Heroes…

Joe Montana is one of my heroes. When I was 10, the worst team in football, the 49ers, drafted Joe Montana in the 3rd round. (I know, they are once again among the worst teams in football – but as long as they beat Da Raiders this week, they will at least be able to say, “We’re #31!” But I digress.) It was a perfect time for me to engage with pro football – I had just started playing the game myself (Pop Warner) & the local (Bay area is local to Reno, if you squint hard enough…) team brings in a guy that has a knack for finding a way to win games that seemed like they were done & over.

Montana’s tenure as QB brought 4 Super Bowl victories. 3 Super Bowl MVP’s. Several years of watching a wispy guy with a so-so throwing arm lead the 49ers to victory. My favorite Montana moment was in Super Bowl XXIII XXIII Recap (that’s 23 for non-Roman Numeral types) where the Bengals of Cincinnati were overcome in the last minute for yet-another-come-from-behind-victory via a TD pass to John Taylor. I remember that moment as vividly as if it were yesterday. I was working as a Domino’s pizza delivery guy, (busiest day of the year is Super Bowl Sunday, BTW) & had the good fortune to be called to deliver 8 pies (industry slang. I’m an insider, don’t you know?!) to a hardcore 49er fan that wouldn’t let me leave his house. He made me (twisted my arm!) sit on his couch, eat a piece of the pizza I’d just delivered, & watch the entire last drive. After, the TD, it was bedlam. The dog was the most excited out of all of us, though I think it had to do with the pizzas that fell to the floor when everyone jumped up when the touchdown was scored. We all kinda looked like Montana does, in the picture above left. I cried when he left the team for the Chefs (sic). I cried again when he retired. Never met him. Hope to, though.

Which leads me to another hero: Jerry Cook.
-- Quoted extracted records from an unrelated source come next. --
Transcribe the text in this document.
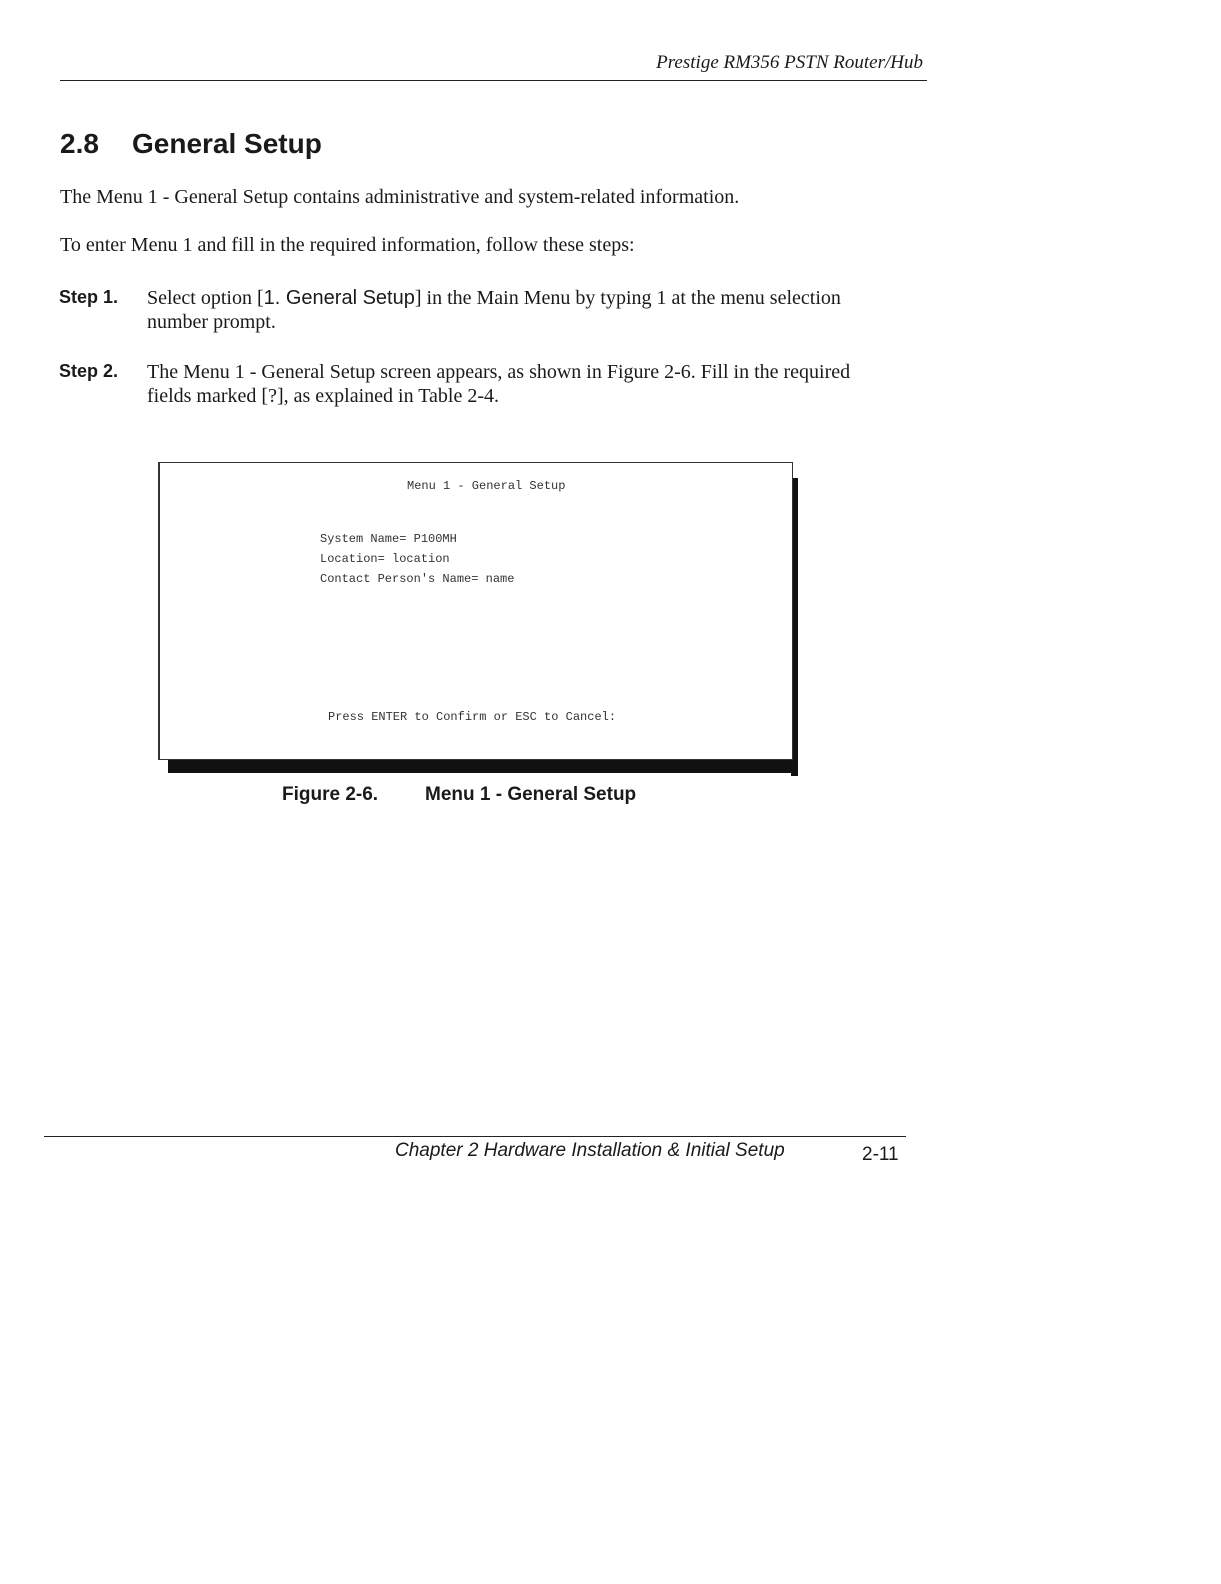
Prestige RM356 PSTN Router/Hub
2.8 General Setup

The Menu 1 - General Setup contains administrative and system-related information.

To enter Menu 1 and fill in the required information, follow these steps:

Step 1. Select option [1. General Setup] in the Main Menu by typing 1 at the menu selection number prompt.

Step 2. The Menu 1 - General Setup screen appears, as shown in Figure 2-6. Fill in the required fields marked [?], as explained in Table 2-4.

Menu 1 - General Setup
System Name= P100MH
Location= location
Contact Person's Name= name
Press ENTER to Confirm or ESC to Cancel:
Figure 2-6. Menu 1 - General Setup
Chapter 2 Hardware Installation & Initial Setup	2-11
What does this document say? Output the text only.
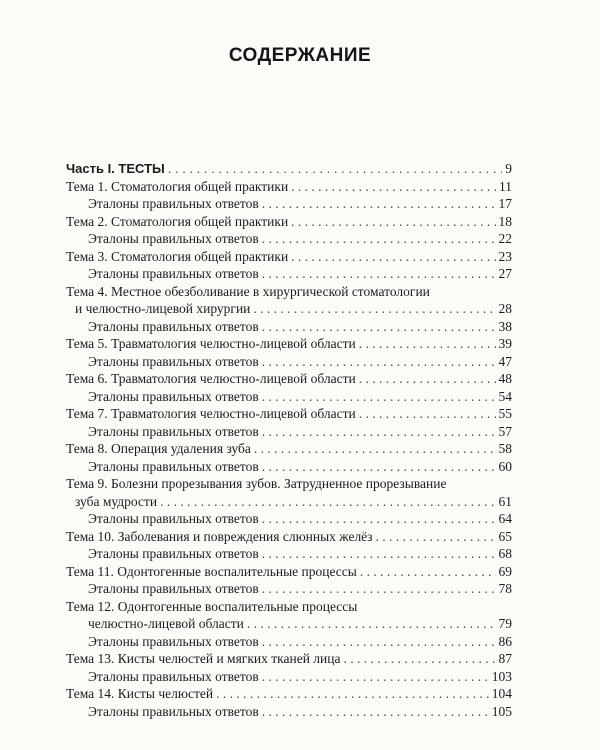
СОДЕРЖАНИЕ
Часть I. ТЕСТЫ . . .	9
Тема 1. Стоматология общей практики . . .	11
Эталоны правильных ответов . . .	17
Тема 2. Стоматология общей практики . . .	18
Эталоны правильных ответов . . .	22
Тема 3. Стоматология общей практики . . .	23
Эталоны правильных ответов . . .	27
Тема 4. Местное обезболивание в хирургической стоматологии
и челюстно-лицевой хирургии . . .	28
Эталоны правильных ответов . . .	38
Тема 5. Травматология челюстно-лицевой области . . .	39
Эталоны правильных ответов . . .	47
Тема 6. Травматология челюстно-лицевой области . . .	48
Эталоны правильных ответов . . .	54
Тема 7. Травматология челюстно-лицевой области . . .	55
Эталоны правильных ответов . . .	57
Тема 8. Операция удаления зуба . . .	58
Эталоны правильных ответов . . .	60
Тема 9. Болезни прорезывания зубов. Затрудненное прорезывание
зуба мудрости . . .	61
Эталоны правильных ответов . . .	64
Тема 10. Заболевания и повреждения слюнных желёз . . .	65
Эталоны правильных ответов . . .	68
Тема 11. Одонтогенные воспалительные процессы . . .	69
Эталоны правильных ответов . . .	78
Тема 12. Одонтогенные воспалительные процессы
челюстно-лицевой области . . .	79
Эталоны правильных ответов . . .	86
Тема 13. Кисты челюстей и мягких тканей лица . . .	87
Эталоны правильных ответов . . .	103
Тема 14. Кисты челюстей . . .	104
Эталоны правильных ответов . . .	105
He’s the guy in picture on the right. I met him via his book, Love, Acceptance, & Forgiveness in about 1981. It became a staple in my “Books To Read On A Yearly Basis”, along with The Chronicles of Narnia, and C.S. Lewis’ Space Trilogy.

Jerry Cook helped a pessimistic (realist?) & often cynical churched kid & sometime PK see how the church could be. Should be. Functioning with Christ’s Love. Acceptance. And Forgiveness as core values guiding the behavior of those within the church towards each other & towards those not yet there. The Jesus Jerry talks about, knows personally, & introduces to his listeners/readers transcends style, culture, national origin, gender, & age groups.

This absolutely transformed my thinking & I believe is largely responsible (along with a praying mom, several divine interventions & redirections, & lots of grace,) for me being, doing, & thinking what I be’s, do’s, & thinks. (Interestingly, when I met my friend Johannes Livelli for the first time, we just hit it off. Immediate connection. Like we’d been friends for years. I found out later that one of our biggest commonalities is our church/Jesus view were shaped by Jerry Cook – me by the books I read, him through a 7 month internship he had in WA with Jerry as his overseer. Lucky!)

I met Jerry for the 1st time in 1999; he is an authentic, engaging, compassionate person, & is a lot like what I think Jesus would be if you met him on the street. Tonight, I get to hang out with him (and a few of my closest friends too.)

3 thoughts on “Heroes…

  1. don’t know much about montana, i know a bit more now.
    i did enjoy jerry for the second time and am really thankful that the impressions he made on you long ago directly has affected me and my family now. i wouldn’t have ever even knew of him otherwise.
    sidenote- i have an uncle bob reminds me way too much of jerry and both times i have seen jerry now i can’t stop thinking i bet that is what my uncle bob would be like IF he were a Christ follower.
    hope you had fun in LA today and that the shoulder is doing good.